Data Engineering Best Practices: How a Data Mesh Helps JP Morgan Chase Optimize Data Operations
JP Morgan Chase is one of the largest banks in the world, with nearly $130 billion in revenue in 2020. With 50,000 IT employees and an annual IT budget of $12 billion a year, the company invests heavily to ensure its technology gives it a competitive advantage. An example is JPMorgan Chase’s data infrastructure, which includes a whopping 450+ Petabytes of data serving more than 6,500 applications, according to a presentation at AWS re:Inveny 2021, including one that processes 3 billion messages a day.
The bank recognizes the importance of data and widely shares it internally. Yet in a highly-regulated industry such as banking, making data too accessible can also lead to disaster.
“To unlock the value of our data, we must solve this paradox,” wrote JPMorgan officials in a 2021 blog on Amazon’s AWS site. “We must make data easy to share across the organization, while maintaining appropriate control over it.”
Like any large enterprise, JPMorgan had a lot of stored data in relational databases. As an early big data proponent, JPMorgan had also adopted Hadoop widely, which it used to build a monolithic on-premises data lake managed by a central data engineering team. While Hadoop continues to play a key role for analytics at JPMorgan, the bank also recognized how embracing the public cloud could decentralize data ownership and encourage data democratization and business innovation.
JPMorgan Chase first created a comprehensive data structure that is based around the concept of “data products”. These are collections of related data that may or may not map to existing business lines or even IT systems. For instance, one JPMorgan Chase data product includes all the data around wholesale credit risk, such as credit exposure, credit rating, and credit facility harvested from many different data stores and applications. Another data product is focused on trading and position data, including cash, derivatives, securities and collateral. Using the term “data product” instead of dataset or repository or even data asset is meant to create a shift in mindset by highlighting the goal: enabling data to produce business results, rather than accumulate dust in some forgotten database, according to James Reid, JPMorgan CIO for Employee Experience and Corporate Technology, in a July 2021 presentation
Source: JP Morgan
Each data product is curated and owned by a team that includes a business owner, a technical owner, and multiple data engineers. They own and deeply understand their specific data product, its uses, its limitations and its management requirements. At the same time, giving each data engineering team end-to-end ownership of a domain encouraged and empowered them to consolidate any “data puddles” and “data ponds” under their management that feed a JP Morgan Chase data lake, said Reid.
Each data product is stored in its own physically-isolated data lake. While most are stored on Amazon S3, there are some still stored in on-premises repositories due to regulatory realities, said Reid.
All of these data lakes are cataloged by AWS Glue, Amazon’s serverless data integration tool. In addition, there are consuming applications used by employees that are physically separated from each other as well as from the data lakes.
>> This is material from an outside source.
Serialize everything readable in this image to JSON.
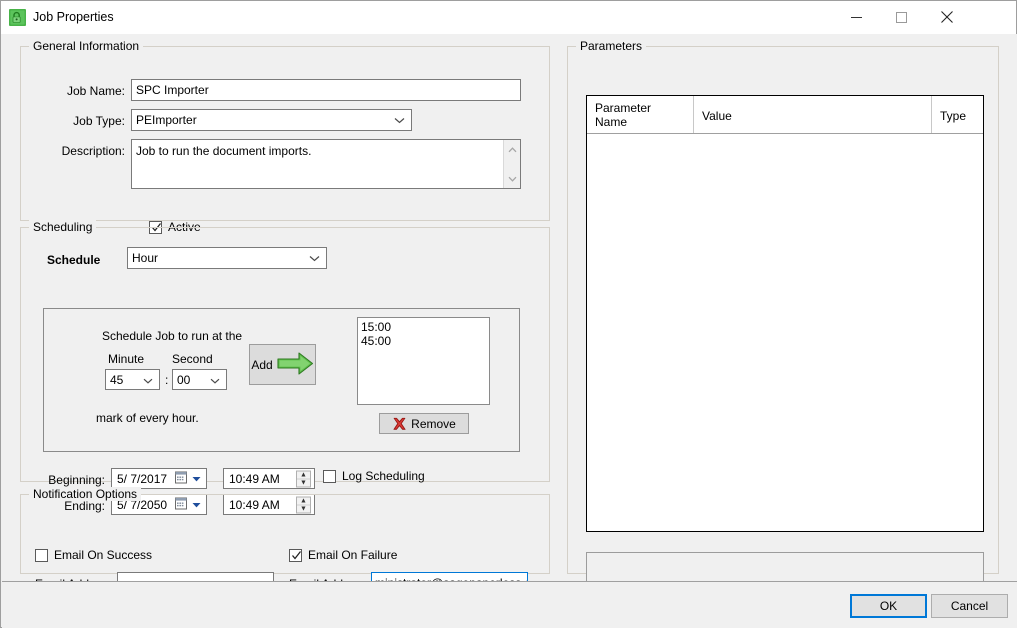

These separate, but interconnected, domains create JPMorgan’s data mesh.
Amazon AWS cloud services interconnect the distributed domains. AWS Glue Data Catalog enables applications and users to find and query the data they need. This enterprise-wide data catalog is automatically updated as new data is ingested into the data lakes, checked for data quality, and curated by data engineers with domain expertise.
Source: JP Morgan
The catalog also tracks all data requests and audits that flow from data to applications. This gives JPMorgan Chase data engineers a single point of visibility into how their data is being used, which is key for JPMorgan Chase to remain compliant with the many regulations it faces. This metadata also helps users looking for data they are entitled to use that is both relevant and trustworthy.
Meanwhile, AWS Lake Formation enables data to be securely shared to approved applications and users. Neither applications nor users are ever allowed to copy or store data. This reduces storage costs and prevents the creation of “dark” data silos that lose freshness and accuracy over time, creating data quality and security problems. And without extra copies of data floating around, it’s easier to manage data and enforce policies and access controls.
Source: JP Morgan
Finally, JPMorgan Chase uses a trio of cloud-based database engines to query the data, which includes Amazon Athena, Amazon Redshift Spectrum, and Amazon EMR for non-SQL data processing. Machine learning is done via Amazon Sagemaker.
For JPMorgan Chase, its Amazon cloud-based data mesh satisfies three key technical priorities: high security, high availability, and easy discoverability. And that is supporting the outcomes JPMorgan hopes to achieve with its data: cost savings, business value, and data reuse.
With a framework for instantiating data lakes that uses a data mesh architecture, JP Morgan Chase was able to share data across the enterprise while giving data owners the control and visibility they need to manage their data effectively.